Hence, we can further simplify the equation (v) as;
$\begin{align}
  & \sin 2x-\sin 2y\dfrac{dy}{dx}=0 \\
 & \dfrac{dy}{dx}=\dfrac{\sin 2x}{\sin 2y} \\
\end{align}$
Hence, if ${{\sin }^{2}}x+{{\cos }^{2}}y=1$, then $\dfrac{dy}{dx}$can be given as $\dfrac{dy}{dx}=\dfrac{\sin 2x}{\sin 2y}$.

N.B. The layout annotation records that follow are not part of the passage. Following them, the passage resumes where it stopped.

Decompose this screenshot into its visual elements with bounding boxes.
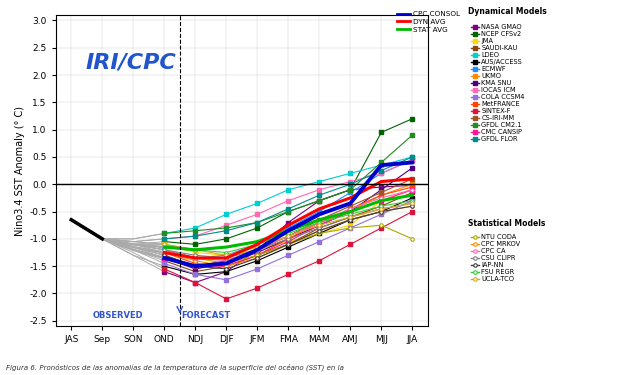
Text: Statistical Models: Statistical Models: [468, 219, 546, 228]
Text: IRI/CPC: IRI/CPC: [86, 53, 176, 72]
Legend: CPC CONSOL, DYN AVG, STAT AVG: CPC CONSOL, DYN AVG, STAT AVG: [397, 11, 460, 33]
Text: Figura 6. Pronósticos de las anomalías de la temperatura de la superficie del oc: Figura 6. Pronósticos de las anomalías d…: [6, 364, 344, 371]
Y-axis label: Nino3.4 SST Anomaly (° C): Nino3.4 SST Anomaly (° C): [15, 106, 25, 236]
Text: OBSERVED: OBSERVED: [92, 311, 143, 320]
Text: Dynamical Models: Dynamical Models: [468, 8, 547, 16]
Legend: NASA GMAO, NCEP CFSv2, JMA, SAUDI-KAU, LDEO, AUS/ACCESS, ECMWF, UKMO, KMA SNU, I: NASA GMAO, NCEP CFSv2, JMA, SAUDI-KAU, L…: [471, 24, 525, 142]
Legend: NTU CODA, CPC MRKOV, CPC CA, CSU CLIPR, IAP-NN, FSU REGR, UCLA-TCO: NTU CODA, CPC MRKOV, CPC CA, CSU CLIPR, …: [471, 234, 521, 282]
Text: FORECAST: FORECAST: [181, 311, 231, 320]
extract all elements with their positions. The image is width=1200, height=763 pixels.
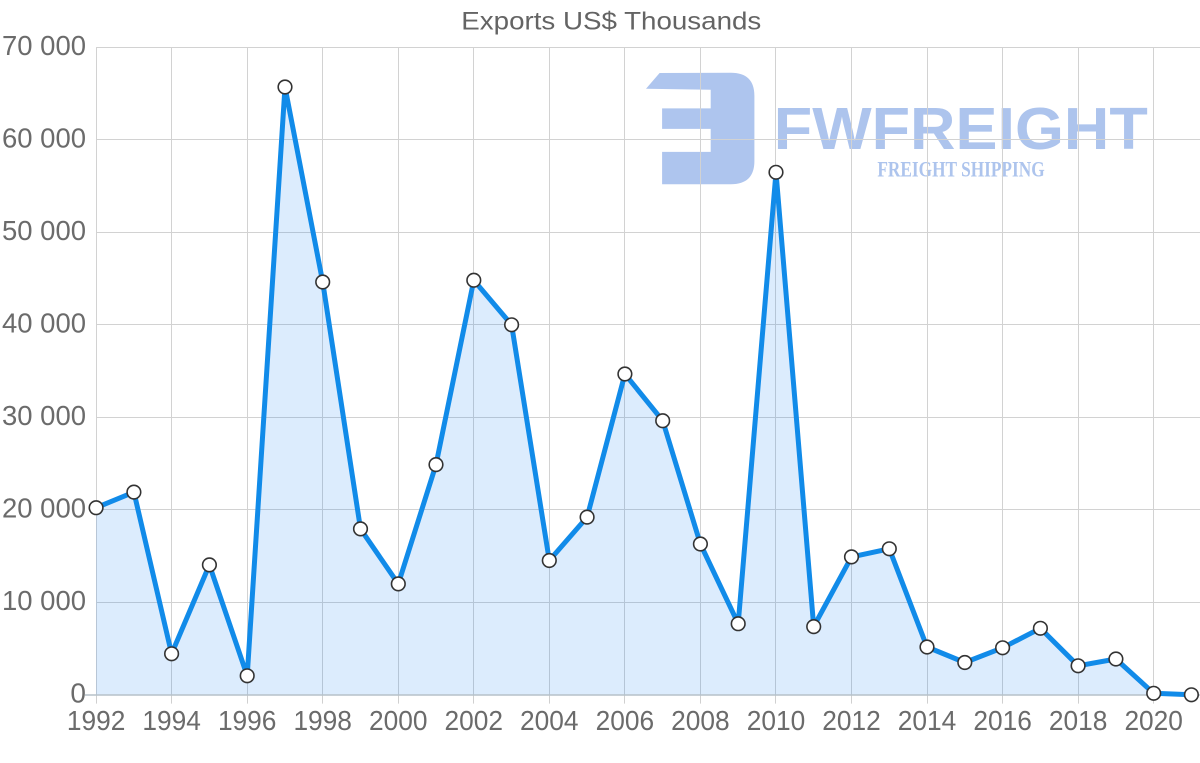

So, option ‘A’ is the correct answer.

Note: One can go wrong with the differentiation of ${{\sin }^{2}}x$ and ${{\cos }^{2}}y$. He/she may miss the concept of chain rule and can write, $\dfrac{d}{dx}\left( {{\sin }^{2}}x \right)={{\cos }^{2}}x\ \ or\ \ \dfrac{d}{dx}\left( {{\cos }^{2}}y \right)=-{{\sin }^{2}}y\dfrac{dy}{dx}$ which are wrong. So, take care of chain rule with the composite functions.
One can get confusion in the derivative of $\sin x$ and $\cos x$. He/she may write $\dfrac{d}{dx}\left( \sin x \right)=-\cos x\ \ and\ \ \dfrac{d}{dx}\left( \cos x \right)=\sin x$ which are wrong. Hence, take care of derivative formulae as well.